Based on this answer, the STL
period
parameter is defined as the expected seasonality of my series, for a daily periodicity for example (which is my case) it would be 365.
However, for seasonal_decompose
I understand is the total number of samples regardless the time resolution. For example, if I have samples taken every hour, it would be 24
for my example case.
This was my conclusion based on the error I got when using seasonal_decompose
with period=365
on a timeseries of 6 days, for which I got:
ValueError: x must have 2 complete cycles requires 730 observations. x only has 238 observation(s)
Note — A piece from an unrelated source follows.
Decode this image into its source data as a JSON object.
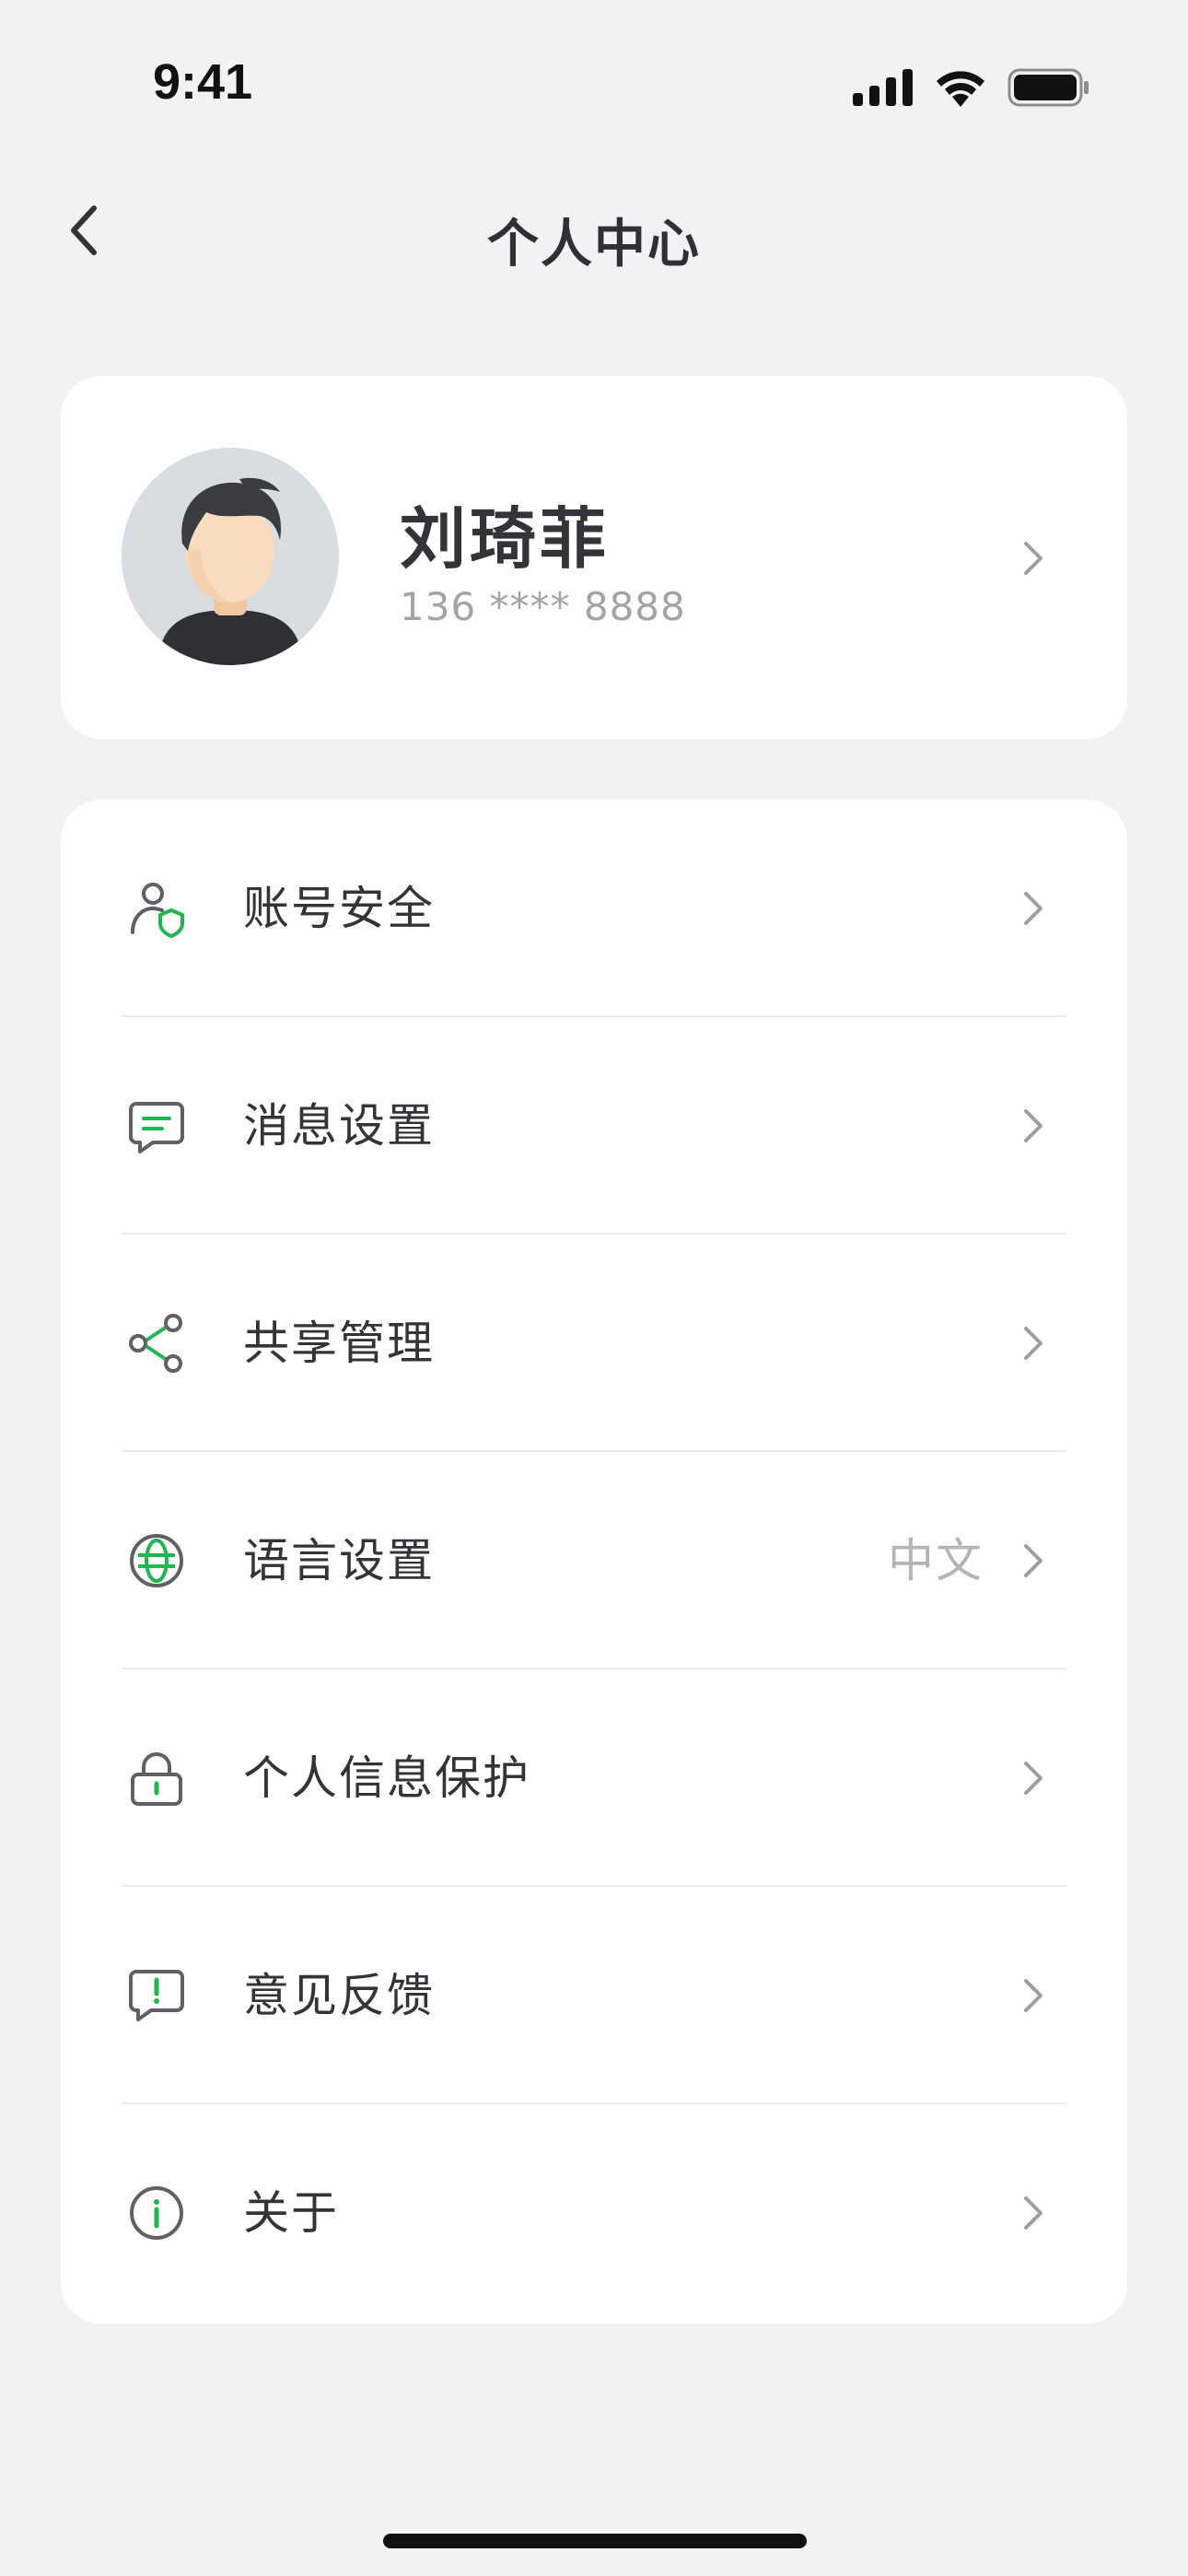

Are they indeed different? Did I correctly understood both cases? And if I understood correctly. Would this imply that seasonal_decompose
cannot work for uneavenly spaced samples (in my case the samples are taken at a samewhat random date and time so the STL
parameter adapts much better. Is there a workaround for seasonal_decompose
on non-evenly distributed samples?
The more I read the less I understand. This code matches the sampling frequency to the period parameter. From the code docstring:
Annual maps to 1, quarterly maps to 4, monthly to 12, weekly to 52.
Then it seems a map from sampling frequency freq
to in integer which means samples per year. So far so good until we see that it does:
elif freq == "D":
return 7
elif freq == "H":
return 24
So for a day it maps to a week frequency and for hours it maps to a day!
Please give me a hand here! I am compleately lost!
Ok, I think I finally undestood, period could be defined as:
Expected samples in a full cycle / repetition of the seasonality component.
Basically you can just look at your time-series and see the time it takes to repeat itself, and then get the number of samples within that timeframe.
For the function that casts freq
to period, it just "assumes" that if you have hourly frequency it will repeat it sequence again daily, if you have a frequency sampling of days it will repeat itself in a week and if it's more that that it will have a yearly seasonality.